Para a Comissão, não é o caso de tratar os países da ACP como parceiros, mas sim de organizar a sua inserção na concorrência, isto é, de acordo com a fórmula doravante consagrada, de "integrá-los no comércio mundial". As negociações visam substituir os mecanismos de solidariedade das convenções de Lomé pela concorrência econômica e comercial orquestrada pela OMC.

Cotonou obrigou, assim, economias fragilmente desenvolvidas a enfrentar em pé de igualdade as empresas dos países mais ricos. A visão de mundo que a UE propaga a partir de agora, a exemplo do USA, organiza-se em torno da idéia dominante de competição.

Soberania violada

Os países da ACP repetem que "as regras existentes da OMC não têm como princípio favorecer a colocação em prática das estratégias de desenvolvimento coerentes nos países da ACP, e devem ser adaptadas de modo a levar em conta a sua situação e os seus interesses específicos".

A Comissão não se importa com isso. Ela exige a estrita aplicação da AGCS, no chamado "modo 3" (supressão das restrições aos investimentos no campo dos serviços), enquanto o volume dos investimentos destinados aos países da ACP, em 2000, representava apenas 1,5% do total mundial. Trata-se, na verdade, de proibir que esses países escolham, eles mesmos, os investimentos estrangeiros e definam que tipo de sociedade querem construir.

Além disso, a União Européia esforça-se para impor, nas negociações, aquilo que, nos três campos, ela não conseguiu obter no campo da OMC: a concorrência, na qual é preciso garantir, segundo uma expressão digna do tratado constitucional europeu, o caráter "livre e não falso"; os mercados públicos, nos quais ela considera que empresas estrangeiras e empresas nacionais são tratadas em pé de estrita igualdade; e, por fim, o investimento, no qual ela reivindica uma desregulamentação dos regimes em vigor na maior parte dos países da ACP.

Explicação vã

Para justificar as suas exigências, a União Européia repete o discurso dos grupos de pressão patronais, segundo o qual as desregulamentações favoreceriam os investimentos.
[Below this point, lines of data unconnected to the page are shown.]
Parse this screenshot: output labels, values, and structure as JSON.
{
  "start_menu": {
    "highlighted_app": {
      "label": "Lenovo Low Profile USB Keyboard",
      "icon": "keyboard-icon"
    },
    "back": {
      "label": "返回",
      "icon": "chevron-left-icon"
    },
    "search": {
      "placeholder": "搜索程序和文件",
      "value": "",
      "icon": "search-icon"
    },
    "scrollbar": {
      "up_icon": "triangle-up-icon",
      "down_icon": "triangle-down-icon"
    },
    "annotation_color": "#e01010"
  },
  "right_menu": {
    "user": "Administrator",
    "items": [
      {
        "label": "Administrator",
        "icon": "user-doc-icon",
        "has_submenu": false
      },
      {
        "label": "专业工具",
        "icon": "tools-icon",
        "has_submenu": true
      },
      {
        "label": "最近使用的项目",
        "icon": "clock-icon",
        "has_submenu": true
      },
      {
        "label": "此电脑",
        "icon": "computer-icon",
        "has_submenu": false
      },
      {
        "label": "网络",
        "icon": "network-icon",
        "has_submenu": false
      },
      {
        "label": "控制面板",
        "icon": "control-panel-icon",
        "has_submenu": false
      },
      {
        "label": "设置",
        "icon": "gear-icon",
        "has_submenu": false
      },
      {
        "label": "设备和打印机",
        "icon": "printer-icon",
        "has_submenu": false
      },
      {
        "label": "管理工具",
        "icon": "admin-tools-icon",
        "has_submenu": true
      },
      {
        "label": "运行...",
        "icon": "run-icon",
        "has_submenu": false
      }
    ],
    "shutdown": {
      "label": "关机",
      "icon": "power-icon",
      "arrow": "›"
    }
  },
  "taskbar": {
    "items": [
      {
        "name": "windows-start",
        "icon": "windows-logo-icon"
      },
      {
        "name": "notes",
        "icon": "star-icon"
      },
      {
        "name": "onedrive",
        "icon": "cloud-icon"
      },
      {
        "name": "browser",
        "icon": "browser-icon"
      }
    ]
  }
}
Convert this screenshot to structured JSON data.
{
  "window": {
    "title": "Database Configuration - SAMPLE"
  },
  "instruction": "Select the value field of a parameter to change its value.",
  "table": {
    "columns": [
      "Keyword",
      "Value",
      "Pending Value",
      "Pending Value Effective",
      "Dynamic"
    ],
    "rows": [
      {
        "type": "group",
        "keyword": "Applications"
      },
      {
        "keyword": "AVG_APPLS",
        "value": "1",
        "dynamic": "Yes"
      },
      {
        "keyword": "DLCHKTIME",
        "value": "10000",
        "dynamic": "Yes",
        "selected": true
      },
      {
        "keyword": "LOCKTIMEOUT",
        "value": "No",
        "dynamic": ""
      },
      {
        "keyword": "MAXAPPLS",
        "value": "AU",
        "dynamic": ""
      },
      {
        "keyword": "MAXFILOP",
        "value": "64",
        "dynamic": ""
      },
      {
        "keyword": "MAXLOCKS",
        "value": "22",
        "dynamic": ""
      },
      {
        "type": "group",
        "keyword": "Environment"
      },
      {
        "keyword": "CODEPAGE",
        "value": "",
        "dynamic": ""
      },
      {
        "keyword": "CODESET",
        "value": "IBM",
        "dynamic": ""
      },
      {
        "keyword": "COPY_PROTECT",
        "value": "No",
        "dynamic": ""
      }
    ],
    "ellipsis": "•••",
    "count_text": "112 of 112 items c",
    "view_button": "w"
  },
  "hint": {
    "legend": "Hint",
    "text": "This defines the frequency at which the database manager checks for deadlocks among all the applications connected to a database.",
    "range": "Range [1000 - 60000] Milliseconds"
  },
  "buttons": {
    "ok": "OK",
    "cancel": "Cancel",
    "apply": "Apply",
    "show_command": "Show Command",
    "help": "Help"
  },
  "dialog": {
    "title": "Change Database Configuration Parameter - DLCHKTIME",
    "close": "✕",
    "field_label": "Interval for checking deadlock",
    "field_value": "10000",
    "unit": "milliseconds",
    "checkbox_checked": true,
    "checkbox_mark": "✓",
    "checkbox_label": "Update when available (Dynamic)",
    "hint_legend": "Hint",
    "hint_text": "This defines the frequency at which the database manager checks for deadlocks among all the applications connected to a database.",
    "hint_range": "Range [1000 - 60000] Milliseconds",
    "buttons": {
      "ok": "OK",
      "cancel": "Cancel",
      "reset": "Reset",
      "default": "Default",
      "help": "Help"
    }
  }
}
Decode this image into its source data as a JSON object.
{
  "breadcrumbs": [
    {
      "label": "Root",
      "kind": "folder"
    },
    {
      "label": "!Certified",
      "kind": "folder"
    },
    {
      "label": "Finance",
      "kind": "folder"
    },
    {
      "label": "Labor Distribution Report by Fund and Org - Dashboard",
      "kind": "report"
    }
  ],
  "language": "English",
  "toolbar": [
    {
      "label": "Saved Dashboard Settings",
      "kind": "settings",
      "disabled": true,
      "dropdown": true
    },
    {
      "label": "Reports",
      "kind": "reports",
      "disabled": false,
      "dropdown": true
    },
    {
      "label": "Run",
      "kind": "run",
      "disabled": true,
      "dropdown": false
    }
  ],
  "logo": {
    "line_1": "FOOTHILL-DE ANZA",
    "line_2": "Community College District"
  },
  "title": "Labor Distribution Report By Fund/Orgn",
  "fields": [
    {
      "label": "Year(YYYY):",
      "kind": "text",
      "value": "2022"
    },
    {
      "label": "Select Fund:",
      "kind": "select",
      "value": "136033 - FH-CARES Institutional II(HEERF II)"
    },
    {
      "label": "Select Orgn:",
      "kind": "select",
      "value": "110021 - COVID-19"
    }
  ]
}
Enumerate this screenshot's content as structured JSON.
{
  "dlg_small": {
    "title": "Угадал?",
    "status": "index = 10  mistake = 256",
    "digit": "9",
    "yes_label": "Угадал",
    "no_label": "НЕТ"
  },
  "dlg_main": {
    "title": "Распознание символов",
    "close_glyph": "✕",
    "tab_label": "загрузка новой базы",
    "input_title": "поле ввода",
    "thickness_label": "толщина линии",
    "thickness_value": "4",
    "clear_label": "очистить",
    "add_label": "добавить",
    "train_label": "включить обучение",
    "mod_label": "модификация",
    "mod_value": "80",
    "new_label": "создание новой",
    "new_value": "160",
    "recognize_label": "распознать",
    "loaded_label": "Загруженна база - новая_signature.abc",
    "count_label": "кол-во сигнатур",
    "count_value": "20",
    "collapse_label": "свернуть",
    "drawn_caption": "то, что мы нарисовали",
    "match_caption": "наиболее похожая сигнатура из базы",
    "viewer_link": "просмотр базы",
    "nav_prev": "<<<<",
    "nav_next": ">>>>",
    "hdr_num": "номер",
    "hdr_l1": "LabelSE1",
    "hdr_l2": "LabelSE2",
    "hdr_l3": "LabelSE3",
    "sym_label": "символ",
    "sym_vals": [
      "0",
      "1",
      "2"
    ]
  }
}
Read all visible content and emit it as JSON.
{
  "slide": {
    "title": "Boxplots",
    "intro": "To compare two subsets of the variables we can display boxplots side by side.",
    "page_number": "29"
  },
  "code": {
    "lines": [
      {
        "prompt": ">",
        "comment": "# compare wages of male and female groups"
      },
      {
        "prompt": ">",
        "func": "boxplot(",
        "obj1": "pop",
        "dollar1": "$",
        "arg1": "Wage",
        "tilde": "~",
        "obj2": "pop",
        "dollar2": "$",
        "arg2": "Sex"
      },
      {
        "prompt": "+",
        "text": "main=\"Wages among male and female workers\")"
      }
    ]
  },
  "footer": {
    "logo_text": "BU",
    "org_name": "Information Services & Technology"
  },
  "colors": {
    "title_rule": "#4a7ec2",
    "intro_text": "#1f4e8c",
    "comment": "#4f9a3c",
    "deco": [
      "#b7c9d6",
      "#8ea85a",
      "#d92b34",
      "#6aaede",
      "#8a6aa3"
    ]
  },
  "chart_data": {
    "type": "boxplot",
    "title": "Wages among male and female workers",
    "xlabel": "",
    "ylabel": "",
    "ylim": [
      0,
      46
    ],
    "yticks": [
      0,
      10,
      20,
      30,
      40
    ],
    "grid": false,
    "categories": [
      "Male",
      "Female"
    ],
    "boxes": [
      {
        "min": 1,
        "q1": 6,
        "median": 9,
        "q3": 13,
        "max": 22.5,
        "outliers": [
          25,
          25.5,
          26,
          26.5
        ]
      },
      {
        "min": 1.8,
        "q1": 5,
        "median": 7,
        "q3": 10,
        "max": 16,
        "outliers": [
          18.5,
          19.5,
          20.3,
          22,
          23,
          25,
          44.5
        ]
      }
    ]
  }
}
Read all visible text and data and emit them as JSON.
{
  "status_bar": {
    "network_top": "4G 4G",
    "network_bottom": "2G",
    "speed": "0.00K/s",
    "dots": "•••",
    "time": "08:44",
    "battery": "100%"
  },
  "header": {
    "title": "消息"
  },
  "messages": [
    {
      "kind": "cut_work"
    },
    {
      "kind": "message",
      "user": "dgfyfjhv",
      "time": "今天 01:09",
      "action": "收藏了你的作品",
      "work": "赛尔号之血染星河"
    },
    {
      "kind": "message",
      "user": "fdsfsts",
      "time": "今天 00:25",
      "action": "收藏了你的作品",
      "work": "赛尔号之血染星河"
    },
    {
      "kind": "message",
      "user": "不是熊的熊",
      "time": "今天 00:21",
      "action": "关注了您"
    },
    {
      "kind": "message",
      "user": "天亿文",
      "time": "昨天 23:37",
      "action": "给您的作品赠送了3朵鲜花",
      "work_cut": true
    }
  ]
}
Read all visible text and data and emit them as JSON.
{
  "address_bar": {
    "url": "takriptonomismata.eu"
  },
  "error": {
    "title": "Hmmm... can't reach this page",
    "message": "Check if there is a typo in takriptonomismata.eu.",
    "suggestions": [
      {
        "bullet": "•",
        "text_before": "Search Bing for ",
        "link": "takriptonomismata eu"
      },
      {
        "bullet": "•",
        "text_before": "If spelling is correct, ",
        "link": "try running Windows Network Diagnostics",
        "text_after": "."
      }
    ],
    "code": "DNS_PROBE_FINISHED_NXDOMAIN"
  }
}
Esse discurso não é mais credível: os estudos multiplicam-se sobre as centenas de acordos bilaterais que comportam as cláusulas reivindicadas pela UE, e todos relativizam o impacto dessas desregulamentações sobre os fluxos de investimentos.

Mesmo o Banco Mundial foi obrigado a reconhecer que "a análise de vinte anos dos fluxos de investimentos estrangeiros diretos provenientes dos países da OCDE na direção dos países em desenvolvimento não traz mais do que a comprovação de que os acordos bilaterais sobre investimento suscitaram investimentos suplementares".

Resistência africana

Pouco importa, porém. As empresas européias querem operar em total liberdade onde investirem, e tirar o lucro máximo da ausência de exigências salariais, de legislações sociais e de obrigações com o meio ambiente. O seu braço secular, a Comissão, é, pois solicitada a insistir, visto que, nessas questões, houve um revés importante na última conferência ministerial da OMC, em Cancun, em 2003.

Apesar da repetida recusa dos países africanos de inserir novamente esses temas no debate, e usando, nas negociações dos APER, de uma correlação de forças que lhe é mais favorável que na OMC, a Comissão empenhou-se em impô-las aos países da ACP, depois de os ter dividido.

Em 21 de Junho de 2004, em Maputo (Moçambique), centenas de associações de cidadãos africanos, reunidos a convite do Third World Network Africa, uma das redes imperialistas mais ativas, aprovaram uma Declaração de Maputo.

Verdadeiro documento fundador da resistência africana à recolonização pelo "livre comércio" que impede toda a estratégia de desenvolvimento autônoma, a declaração denuncia os APER como um instrumento de dominação européia sobre os mercados emergentes; como uma agressão contra os direitos à autodeterminação e à soberania sobre os recursos e capacidades dos Estados; como uma vontade de exacerbar as tensões entre subgrupos africanos, e como uma negação das preocupações legítimas dos governantes africanos que exigem uma mudança das regras da OMC. O documento apela por uma transformação radical das relações entre a Europa e os países da ACP, com base num princípio: a emancipação dos povos africanos deve ser obra deles mesmos.